Traffic engineering tries to reduce congestion by efficient distribution of computer network traffic. Overall network performance improves when uneven traffic distribution is avoided. Traffic engineering uses an analytic model of network behaviors for proper network dimensioning, network provisioning, and admission control.
Current computer networks suffer from congestion due to increasing traffic. Traffic engineering takes two conceptual approaches to congestion control: (1) congestion control at traffic sources, and (2) queue management in routers.
Congestion control at traffic sources usually focuses on adjusting the sending rate of a flow according to available bandwidth. A flow is considered responsive to congestion when the flow adjusts its sending rate in reaction to packet losses. The most widely used type of responsive flow is based on the Transmission Control Protocol (TCP), which has sophisticated mechanisms for congestion control including slow start, additive increase/multiplicative decrease, timeouts, duplicate ACKs, and other developing techniques.
Another part of congestion control is packet queue management that is associated with a packet drop policy. When the queue build-up at a router exceeds a certain threshold, the router detects this as an indication of congestion and takes a responsive action. Typically, the action is to drop packets. A number of issues are related to drop policy including: congestion control, fairness among flows, and queueing delay. Various approaches to these issues have been suggested including tail drop, random drop, early drop, random early detection (RED), and RED In/Out (RIO).

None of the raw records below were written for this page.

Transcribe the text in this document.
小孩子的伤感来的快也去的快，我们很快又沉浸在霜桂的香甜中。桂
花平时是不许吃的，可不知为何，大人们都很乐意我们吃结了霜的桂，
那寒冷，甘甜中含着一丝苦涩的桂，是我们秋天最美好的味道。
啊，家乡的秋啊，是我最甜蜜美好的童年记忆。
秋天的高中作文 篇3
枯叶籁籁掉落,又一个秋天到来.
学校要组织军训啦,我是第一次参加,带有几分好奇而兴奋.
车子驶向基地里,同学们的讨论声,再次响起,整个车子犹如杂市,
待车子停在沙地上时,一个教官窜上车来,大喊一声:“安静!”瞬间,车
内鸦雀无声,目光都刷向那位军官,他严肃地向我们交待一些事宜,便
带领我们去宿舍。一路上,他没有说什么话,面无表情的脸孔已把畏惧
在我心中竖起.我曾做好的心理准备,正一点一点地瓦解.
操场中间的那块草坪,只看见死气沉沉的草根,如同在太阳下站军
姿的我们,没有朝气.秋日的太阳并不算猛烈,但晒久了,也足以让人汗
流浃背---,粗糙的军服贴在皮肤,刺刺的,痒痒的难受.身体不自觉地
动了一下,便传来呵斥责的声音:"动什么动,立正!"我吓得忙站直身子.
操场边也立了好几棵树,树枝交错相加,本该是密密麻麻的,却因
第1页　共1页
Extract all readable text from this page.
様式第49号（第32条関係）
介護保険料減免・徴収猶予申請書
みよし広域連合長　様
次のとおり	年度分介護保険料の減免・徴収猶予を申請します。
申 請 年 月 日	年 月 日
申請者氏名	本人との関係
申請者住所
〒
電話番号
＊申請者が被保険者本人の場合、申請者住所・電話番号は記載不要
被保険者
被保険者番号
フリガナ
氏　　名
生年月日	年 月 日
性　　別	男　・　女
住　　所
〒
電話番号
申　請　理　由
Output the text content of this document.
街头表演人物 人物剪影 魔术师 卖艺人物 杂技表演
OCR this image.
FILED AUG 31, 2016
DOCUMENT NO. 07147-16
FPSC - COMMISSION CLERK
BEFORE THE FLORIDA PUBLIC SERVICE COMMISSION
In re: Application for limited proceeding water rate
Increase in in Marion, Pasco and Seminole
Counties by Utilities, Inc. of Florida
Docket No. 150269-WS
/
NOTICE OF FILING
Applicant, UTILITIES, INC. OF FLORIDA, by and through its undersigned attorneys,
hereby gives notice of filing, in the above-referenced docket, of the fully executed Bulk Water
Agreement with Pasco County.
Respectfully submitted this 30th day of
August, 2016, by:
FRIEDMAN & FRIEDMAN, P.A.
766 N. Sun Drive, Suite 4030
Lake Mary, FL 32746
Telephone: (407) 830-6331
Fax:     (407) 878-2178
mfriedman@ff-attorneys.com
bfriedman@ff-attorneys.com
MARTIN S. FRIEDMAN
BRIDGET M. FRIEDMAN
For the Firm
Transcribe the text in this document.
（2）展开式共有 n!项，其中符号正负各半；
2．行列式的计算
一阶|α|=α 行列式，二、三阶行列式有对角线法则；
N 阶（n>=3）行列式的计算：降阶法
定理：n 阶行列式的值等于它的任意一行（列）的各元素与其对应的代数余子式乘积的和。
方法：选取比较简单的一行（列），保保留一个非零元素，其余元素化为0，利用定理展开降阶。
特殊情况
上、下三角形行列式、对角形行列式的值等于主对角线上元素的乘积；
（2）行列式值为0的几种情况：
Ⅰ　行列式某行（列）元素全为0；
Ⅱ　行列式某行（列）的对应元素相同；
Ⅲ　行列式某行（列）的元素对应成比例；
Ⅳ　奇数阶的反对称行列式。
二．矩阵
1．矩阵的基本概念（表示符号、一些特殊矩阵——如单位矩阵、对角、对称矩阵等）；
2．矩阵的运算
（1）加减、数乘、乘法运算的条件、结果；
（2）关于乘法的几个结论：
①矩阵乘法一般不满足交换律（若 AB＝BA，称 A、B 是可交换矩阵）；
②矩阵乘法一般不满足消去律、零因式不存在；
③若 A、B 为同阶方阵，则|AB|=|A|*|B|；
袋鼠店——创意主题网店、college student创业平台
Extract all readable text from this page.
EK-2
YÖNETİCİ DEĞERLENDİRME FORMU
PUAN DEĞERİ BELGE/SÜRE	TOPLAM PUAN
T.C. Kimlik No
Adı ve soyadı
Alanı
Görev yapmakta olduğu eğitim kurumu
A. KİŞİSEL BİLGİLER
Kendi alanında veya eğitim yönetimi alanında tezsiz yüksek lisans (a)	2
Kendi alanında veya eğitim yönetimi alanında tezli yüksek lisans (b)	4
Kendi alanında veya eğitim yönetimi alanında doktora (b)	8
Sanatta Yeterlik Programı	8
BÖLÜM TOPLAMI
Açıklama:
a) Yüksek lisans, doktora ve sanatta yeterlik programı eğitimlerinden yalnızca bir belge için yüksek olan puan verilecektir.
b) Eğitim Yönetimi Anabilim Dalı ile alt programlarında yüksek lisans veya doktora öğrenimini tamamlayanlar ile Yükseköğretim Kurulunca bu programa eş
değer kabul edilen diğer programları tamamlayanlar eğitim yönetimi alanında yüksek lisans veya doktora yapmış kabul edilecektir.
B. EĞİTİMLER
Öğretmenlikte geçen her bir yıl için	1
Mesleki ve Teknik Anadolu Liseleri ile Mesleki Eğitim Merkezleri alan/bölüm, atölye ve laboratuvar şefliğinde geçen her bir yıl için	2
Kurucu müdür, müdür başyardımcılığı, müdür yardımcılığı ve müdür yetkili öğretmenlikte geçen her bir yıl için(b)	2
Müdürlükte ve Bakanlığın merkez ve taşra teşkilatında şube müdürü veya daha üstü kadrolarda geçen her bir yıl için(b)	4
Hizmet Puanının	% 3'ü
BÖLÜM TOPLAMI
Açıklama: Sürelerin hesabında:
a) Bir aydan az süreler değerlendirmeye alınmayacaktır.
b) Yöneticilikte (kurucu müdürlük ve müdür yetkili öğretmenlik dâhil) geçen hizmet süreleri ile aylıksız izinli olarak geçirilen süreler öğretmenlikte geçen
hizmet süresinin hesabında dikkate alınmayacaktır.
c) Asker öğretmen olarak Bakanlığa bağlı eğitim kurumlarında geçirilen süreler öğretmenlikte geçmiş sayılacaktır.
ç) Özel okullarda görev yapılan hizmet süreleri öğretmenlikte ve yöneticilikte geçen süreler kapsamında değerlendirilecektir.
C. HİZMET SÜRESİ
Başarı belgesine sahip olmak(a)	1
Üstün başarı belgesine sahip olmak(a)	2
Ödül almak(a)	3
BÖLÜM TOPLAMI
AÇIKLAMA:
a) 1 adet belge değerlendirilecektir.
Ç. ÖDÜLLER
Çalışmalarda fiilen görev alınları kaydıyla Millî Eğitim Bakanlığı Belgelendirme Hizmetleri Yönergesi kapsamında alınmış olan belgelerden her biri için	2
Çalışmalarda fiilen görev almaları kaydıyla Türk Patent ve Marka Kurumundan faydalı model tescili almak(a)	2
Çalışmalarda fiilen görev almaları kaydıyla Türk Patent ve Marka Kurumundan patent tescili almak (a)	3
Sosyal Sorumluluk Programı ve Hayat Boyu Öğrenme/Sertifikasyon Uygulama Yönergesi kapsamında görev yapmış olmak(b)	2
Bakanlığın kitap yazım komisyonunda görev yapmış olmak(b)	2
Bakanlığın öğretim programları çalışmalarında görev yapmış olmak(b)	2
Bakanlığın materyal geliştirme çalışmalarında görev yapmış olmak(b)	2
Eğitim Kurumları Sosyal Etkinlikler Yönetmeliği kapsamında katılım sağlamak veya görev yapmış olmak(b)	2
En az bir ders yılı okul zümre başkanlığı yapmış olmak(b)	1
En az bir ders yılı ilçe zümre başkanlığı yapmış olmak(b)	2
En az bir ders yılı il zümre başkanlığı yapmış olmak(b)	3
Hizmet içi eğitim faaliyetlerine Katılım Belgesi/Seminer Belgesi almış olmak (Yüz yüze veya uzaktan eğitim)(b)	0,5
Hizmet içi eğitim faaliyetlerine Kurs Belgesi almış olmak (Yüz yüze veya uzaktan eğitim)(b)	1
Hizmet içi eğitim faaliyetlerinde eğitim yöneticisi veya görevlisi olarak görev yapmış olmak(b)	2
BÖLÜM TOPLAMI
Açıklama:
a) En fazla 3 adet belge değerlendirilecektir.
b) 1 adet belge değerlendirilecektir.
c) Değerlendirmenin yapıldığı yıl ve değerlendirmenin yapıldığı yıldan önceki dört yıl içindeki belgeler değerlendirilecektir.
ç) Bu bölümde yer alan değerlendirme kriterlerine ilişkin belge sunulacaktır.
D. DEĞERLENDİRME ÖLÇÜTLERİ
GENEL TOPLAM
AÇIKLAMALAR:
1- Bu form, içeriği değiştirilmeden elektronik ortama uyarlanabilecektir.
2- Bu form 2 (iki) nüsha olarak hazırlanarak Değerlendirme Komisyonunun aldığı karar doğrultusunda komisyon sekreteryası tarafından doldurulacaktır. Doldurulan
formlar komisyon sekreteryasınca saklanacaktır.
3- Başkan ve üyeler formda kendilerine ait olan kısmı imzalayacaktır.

There is a strong correlation between congestion controls at sources and routers. The drop policy at routers impacts the sending rate at sources, and the reaction of sources to packet losses affects queue build-up at routers. Changes in queue lengths results in changes to drop rates. These interacting effects continue until a network reaches a steady state (if a steady state exists). What the steady state is and how fast it is reached is determined by the congestion control mechanisms at both sources and routers. Thus, network congestion control should be examined and evaluated as an interaction between the source and router congestion control mechanisms. But these mechanisms are complicated, which makes evaluating their interactions quite difficult.